Transgene has achieved a significant milestone in personalized cancer immunotherapy by enrolling the first patient in the Phase II portion of its randomized Phase I/II clinical trial evaluating TG4050, an individualized therapeutic cancer vaccine for head and neck cancer. The French biotechnology company announced on June 3, 2024, that patient screening and enrollment are now active for the international multicenter trial, which aims to recruit approximately 80 patients overall.
Promising Phase I Results Drive Phase II Advancement
The decision to advance TG4050 to Phase II was based on compelling Phase I data presented at AACR 2024. The results demonstrated strong immunogenicity and persistent cellular immune responses, with notable clinical benefits for patients. At the time of analysis, all patients who received TG4050 remained disease-free, while only patients in the control arm had experienced relapse.
"The Phase I data we have generated indicate that TG4050 enables the induction of specific cellular immune responses that persist up to 7 months post treatment initiation, with all treated patients remaining disease-free after a median follow-up of 18.6 months," said Dr. Maud Brandely, MD, PhD, Chief Medical Officer of Transgene.
In the Phase I portion, 32 evaluable patients were included across France, the UK, and the USA. Almost all treated patients (95%) developed specific cellular immune responses (CD8+ and CD4+), and these immune responses were persistent and induced against multiple targets.
AI-Powered Personalized Immunotherapy
TG4050 is built on Transgene's myvac® viral vector platform combined with NEC's artificial intelligence capabilities for identifying and predicting the most immunogenic neoantigens for each patient. This virus-based therapeutic vaccine integrates approximately thirty tumor neoantigens, identified and selected from tumor sequencing to generate the most effective immune response.
The individualized treatment is created for each patient after they complete surgery and adjuvant therapy. The randomized study design evaluates treatment benefits in patients at high-risk of relapse, with half of participants receiving their vaccine immediately after completing adjuvant treatment and the other half receiving TG4050 at the time of disease recurrence as an additional treatment to standard of care.
Addressing Unmet Medical Need
The Phase II trial continues investigating single-agent TG4050 in patients with newly diagnosed, locoregionally advanced, HPV-negative, squamous cell carcinoma of the head and neck (SCCHN) in the adjuvant setting following completion of surgery and chemoradiotherapy. Despite some treatment advances, significant medical need remains for these patients.
With current standard of care, 30% to 40% of patients are expected to relapse within 24 months following surgery and adjuvant therapy. Despite completed Phase III trials, immune checkpoint inhibitors have yet to demonstrate significant benefits for these patients in the adjuvant setting.
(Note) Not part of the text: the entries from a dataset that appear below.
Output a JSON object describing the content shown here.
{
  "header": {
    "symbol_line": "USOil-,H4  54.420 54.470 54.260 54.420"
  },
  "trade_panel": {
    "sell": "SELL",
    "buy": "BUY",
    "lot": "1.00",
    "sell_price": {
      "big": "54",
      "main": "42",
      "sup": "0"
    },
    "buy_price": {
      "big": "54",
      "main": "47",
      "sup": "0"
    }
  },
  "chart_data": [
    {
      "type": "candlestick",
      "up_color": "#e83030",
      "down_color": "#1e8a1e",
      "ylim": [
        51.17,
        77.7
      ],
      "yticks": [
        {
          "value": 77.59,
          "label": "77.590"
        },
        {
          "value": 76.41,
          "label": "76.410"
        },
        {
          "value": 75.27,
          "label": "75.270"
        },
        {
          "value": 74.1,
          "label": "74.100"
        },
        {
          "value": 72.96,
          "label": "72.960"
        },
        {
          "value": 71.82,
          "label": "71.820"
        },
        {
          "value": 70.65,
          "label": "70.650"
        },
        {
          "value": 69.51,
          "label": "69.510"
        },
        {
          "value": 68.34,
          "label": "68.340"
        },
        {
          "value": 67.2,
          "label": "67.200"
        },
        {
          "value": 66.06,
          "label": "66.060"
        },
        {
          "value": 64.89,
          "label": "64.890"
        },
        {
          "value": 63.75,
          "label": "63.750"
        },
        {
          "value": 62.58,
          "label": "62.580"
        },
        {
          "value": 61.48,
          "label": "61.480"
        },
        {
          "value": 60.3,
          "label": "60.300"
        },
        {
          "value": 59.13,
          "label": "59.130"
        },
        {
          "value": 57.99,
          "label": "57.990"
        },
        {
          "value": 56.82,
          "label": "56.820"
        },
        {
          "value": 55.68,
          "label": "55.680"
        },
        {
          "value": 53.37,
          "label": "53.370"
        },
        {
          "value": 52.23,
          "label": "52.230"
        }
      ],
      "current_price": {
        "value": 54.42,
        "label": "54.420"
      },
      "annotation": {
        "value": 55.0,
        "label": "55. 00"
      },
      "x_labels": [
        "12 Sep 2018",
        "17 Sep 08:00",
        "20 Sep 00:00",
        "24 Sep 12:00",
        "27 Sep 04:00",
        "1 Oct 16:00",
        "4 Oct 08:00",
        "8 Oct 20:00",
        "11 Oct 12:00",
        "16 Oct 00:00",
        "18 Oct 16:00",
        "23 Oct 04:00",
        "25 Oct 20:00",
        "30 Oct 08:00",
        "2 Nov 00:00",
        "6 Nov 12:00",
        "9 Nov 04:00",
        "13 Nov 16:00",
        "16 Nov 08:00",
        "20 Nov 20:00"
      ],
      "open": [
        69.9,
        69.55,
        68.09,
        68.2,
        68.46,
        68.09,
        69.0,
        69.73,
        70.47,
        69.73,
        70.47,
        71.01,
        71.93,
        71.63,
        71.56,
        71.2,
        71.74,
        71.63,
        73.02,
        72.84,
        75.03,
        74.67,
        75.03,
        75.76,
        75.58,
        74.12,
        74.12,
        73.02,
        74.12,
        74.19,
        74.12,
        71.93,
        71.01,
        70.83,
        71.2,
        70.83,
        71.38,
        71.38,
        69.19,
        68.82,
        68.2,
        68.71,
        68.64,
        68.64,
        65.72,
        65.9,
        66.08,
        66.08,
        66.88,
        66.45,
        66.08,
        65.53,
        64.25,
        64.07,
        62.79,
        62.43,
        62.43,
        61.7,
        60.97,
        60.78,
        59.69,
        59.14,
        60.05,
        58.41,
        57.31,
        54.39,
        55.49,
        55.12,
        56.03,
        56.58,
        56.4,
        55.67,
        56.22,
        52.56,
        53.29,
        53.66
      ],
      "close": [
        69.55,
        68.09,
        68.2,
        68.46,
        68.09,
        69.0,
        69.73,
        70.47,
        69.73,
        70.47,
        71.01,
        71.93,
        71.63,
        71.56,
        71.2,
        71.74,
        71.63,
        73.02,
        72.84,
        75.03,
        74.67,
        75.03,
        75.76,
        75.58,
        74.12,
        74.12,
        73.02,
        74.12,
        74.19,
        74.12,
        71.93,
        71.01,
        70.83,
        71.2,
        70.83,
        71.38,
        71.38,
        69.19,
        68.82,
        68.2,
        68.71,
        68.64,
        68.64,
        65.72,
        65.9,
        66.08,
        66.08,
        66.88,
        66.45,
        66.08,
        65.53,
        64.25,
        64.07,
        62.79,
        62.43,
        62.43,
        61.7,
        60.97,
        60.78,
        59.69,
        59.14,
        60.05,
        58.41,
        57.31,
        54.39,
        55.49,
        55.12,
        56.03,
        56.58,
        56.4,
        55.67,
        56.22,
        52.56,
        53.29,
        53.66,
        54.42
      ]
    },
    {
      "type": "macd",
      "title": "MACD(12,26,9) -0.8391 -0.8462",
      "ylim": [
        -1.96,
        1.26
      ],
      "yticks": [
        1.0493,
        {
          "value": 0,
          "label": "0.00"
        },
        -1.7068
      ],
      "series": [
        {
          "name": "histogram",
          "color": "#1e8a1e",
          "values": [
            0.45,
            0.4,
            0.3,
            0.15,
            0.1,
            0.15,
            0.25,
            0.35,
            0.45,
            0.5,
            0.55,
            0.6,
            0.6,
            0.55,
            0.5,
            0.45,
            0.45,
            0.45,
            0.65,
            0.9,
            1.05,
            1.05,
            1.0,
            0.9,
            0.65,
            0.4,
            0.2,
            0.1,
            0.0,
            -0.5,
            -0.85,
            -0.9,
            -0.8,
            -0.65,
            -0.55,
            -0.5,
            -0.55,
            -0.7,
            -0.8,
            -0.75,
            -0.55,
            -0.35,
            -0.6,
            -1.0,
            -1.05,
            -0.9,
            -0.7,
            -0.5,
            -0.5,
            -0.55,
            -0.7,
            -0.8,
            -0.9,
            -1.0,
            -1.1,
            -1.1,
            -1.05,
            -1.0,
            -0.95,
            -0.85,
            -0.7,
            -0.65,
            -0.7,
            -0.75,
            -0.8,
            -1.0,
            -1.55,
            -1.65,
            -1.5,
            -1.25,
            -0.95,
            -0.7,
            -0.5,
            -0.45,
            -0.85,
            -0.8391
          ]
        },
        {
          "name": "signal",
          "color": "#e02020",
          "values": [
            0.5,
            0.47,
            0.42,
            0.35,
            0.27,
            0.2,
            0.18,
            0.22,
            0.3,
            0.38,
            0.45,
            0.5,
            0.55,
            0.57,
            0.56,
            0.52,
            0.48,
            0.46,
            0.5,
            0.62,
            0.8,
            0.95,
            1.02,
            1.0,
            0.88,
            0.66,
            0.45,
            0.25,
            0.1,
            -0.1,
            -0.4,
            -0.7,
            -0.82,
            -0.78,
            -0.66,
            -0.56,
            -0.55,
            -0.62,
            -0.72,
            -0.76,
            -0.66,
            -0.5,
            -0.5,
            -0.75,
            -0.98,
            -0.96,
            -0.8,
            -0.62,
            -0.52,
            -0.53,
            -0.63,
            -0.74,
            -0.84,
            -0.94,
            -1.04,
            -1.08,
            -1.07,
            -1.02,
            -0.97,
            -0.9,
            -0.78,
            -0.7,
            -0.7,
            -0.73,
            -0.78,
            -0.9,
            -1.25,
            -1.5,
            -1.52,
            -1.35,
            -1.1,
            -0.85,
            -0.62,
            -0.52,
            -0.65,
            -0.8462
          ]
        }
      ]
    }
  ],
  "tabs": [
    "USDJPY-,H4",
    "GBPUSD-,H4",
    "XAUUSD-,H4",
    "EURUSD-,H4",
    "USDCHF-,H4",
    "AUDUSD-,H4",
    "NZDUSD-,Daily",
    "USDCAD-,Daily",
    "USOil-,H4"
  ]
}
TG4050 represents the only individualized neoantigen cancer vaccine currently being developed in a randomized trial for adjuvant treatment of head and neck cancer.
Trial Design and Timeline
The international, multicenter, open-label, two-arm trial (NCT04183166) is currently screening patients in France at IUCT-Oncopole (Toulouse) and Institut Curie (Paris), with additional sites in France, Europe, and the US to be added in coming months. The trial is led by Prof. Christian Ottensmeier, MD, PhD, Consultant Medical Oncologist at the Clatterbridge Cancer Centre and Professor of Immuno-Oncology at the University of Liverpool.
Trial endpoints include safety, feasibility, biological activity of the therapeutic vaccine, and disease-free survival (survival without recurrence or death for any cause). The inclusion of the last patient in the Phase II part of the study is expected in Q4 2025.
"Personalized cancer vaccines are an extremely exciting development and, if successful, could also be utilized to treat other forms of cancer to improve and extend the lives of patients," noted Dr. Brandely.